Here’s an example to help illustrate how a VTB works: Let’s say the house price is $1 million. The buyer secures a mortgage from a bank for $600,000, which serves as the first mortgage. The seller then offers a VTB of $200,000, with a 5% simple interest per annum over a period of 2 years. The VTB is registered as a second mortgage. As a result, the buyer now owes the seller $200,000 x 5% / 12 = $833.33 per month in interest, and the loan is to be repaid within 2 years. In this example, the Loan to Value (LTV) ratio is 80%, calculated as ($600,000 + $200,000) divided by $1 million.
It is generally recommended to avoid lending money too close to 100% LTV since this would mean the buyer has little to no down payment. If the housing market experiences a downward fluctuation, the loan amount could exceed the value of the property.
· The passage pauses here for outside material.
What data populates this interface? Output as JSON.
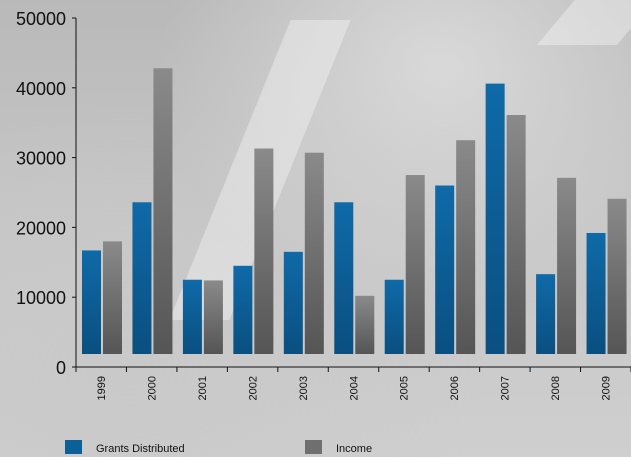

Most banks use an LTV of 80% or lower as a safety margin, and it’s advisable to consider a similar number when offering a VTB.
Let’s explore some pros and cons of utilizing a VTB:
- Earn more money in interest: By extending a VTB, you can generate additional income through the interest charged on the loan.
- Second mortgage as security: The VTB acts as a secured loan, providing you with added protection.
- Increased sellability in a down market: Instead of continuously lowering the house price to attract buyers during a downturn, offering a VTB can expand the pool of potential buyers. This allows you to maintain your profit margin while making the property more attractive.
- Delayed receipt of full amount: Since part of the sales price becomes a loan to the buyer, you won’t receive the entire sale amount upfront.
- Risk of default: There is a potential risk of the buyer defaulting on the VTB, which could result in financial loss and complications.
Before accepting a VTB, it is crucial to take certain steps:
- Vet the buyer: Conduct thorough due diligence as you would when lending to a stranger for a second mortgage.
- Perform due diligence: Gather all necessary information about the buyer’s financial situation, creditworthiness, and ability to make timely repayments.
- Establish a lien as a second mortgage at a minimum: This helps protect your interests and secures your position as a lender.
In summary, a VTB can be a beneficial option to earn additional income and enhance the sellability of your property during a downturn. However, it’s important to exercise caution, thoroughly vet the buyer, and establish a healthy VTB with a good safety margin.